Clinical Research Associate I - Butte Lab - Department of Neurosurgery (Per Diem)

Job Description

When the work you do every single day has a crucial impact on the lives of others, every effort, every detail, and every second matters. This shared culture of happiness, passion, and dedication pulses through Cedars-Sinai. We invite you to consider this phenomenal opportunity!

Dr. Pramod Butte, Ph.D. is looking for a Clinical Research Associate I to join a diverse team! The primary focus of the Butte Laboratory is translational research in the field of bio-photonics. The Butte Lab is developing novel intra-operative imaging/visualization technologies to aid surgeons in achieving near-complete tumor excision. To learn more about the Butte Lab, please visit this website.

Serving as a Clinical Research Associate at Cedars-Sinai, you will assist in the effort in validating the clinical trial of groundbreaking medical imaging systems.

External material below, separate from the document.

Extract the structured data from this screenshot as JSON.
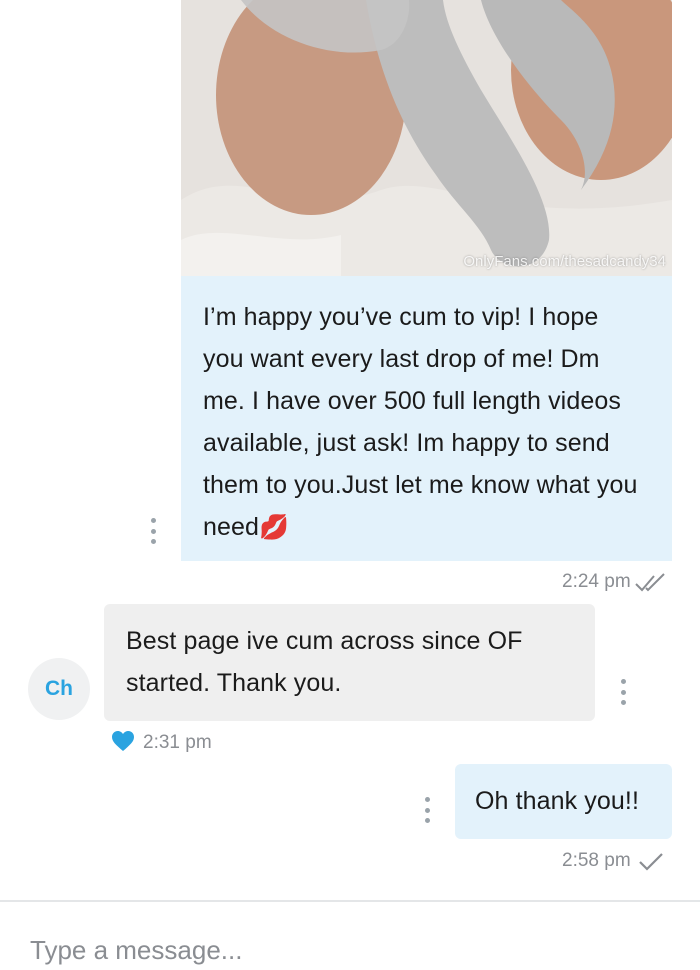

The job will provide an outstanding opportunity to work with a multidisciplinary team involving optical engineers, mechanical engineers, electrical engineers, biomedical engineers as well as surgeons, pathologists, and other medical personnel. You will be involved in the development and possible commercialization of a novel medical device technology. Interest or experience in a start-up environment with an entrepreneurial spirit is highly desired.

The position will provide experience as a part of a highly focused team on a broad array of technologies. In addition, the position will also offer experience with other technicians, with clinical trials, collecting clinical data, and play a crucial part in developing clinical protocols. The position will provide opportunity to work on medical technology with far-reaching and immediate impact on patients lives.

The CRA I member will work directly with a Clinical Research Coordinator, Research Program Administrator, or Research Nurse to coordinate and/or implement the study. This role evaluates and abstracts research data and ensures compliance with protocol and research objectives.

Position Responsibilities

Schedules patients for research visits and research procedures.

Enters clinical research data into Electronic Data Systems (EDCs) that are provided by the sponsors.

Provides supervised patient contact or patient contact for long-term follow-up patients only.

Assists with regulatory submissions to the Institutional Review Board (IRB) including submission of Adverse Events, Serious Adverse Events, and Safety Letters in accordance with local and federal guidelines.

Responsible for sample preparation and shipping and maintenance of study supplies and kits.

Maintains research practices using Good Clinical Practice (GCP) guidelines.

Maintains strict patient confidentiality according to HIPAA regulations and applicable law.

Participates in required training and education programs.

Department-Specific Duties and Responsibilities

Obtains patient consent, if authorized, to participate in clinical study.

Engages with OR staff to ensure informed, accurate, and timely transport, scanning, and processing of specimens in the context of the clinical study.

Works with, handle, and process fresh and fixated specimens per outlined protocol.

Performs scanning of specimens using clinical prototypical imaging device(s).

Performs transport, set-up, tear-down of clinical equipment used in clinical study.

Qualifications

Education:

High School Diploma or GED, required.

Experience and Skills:

Understanding of general research objectives.

Experience in a clinical research setting is highly preferred.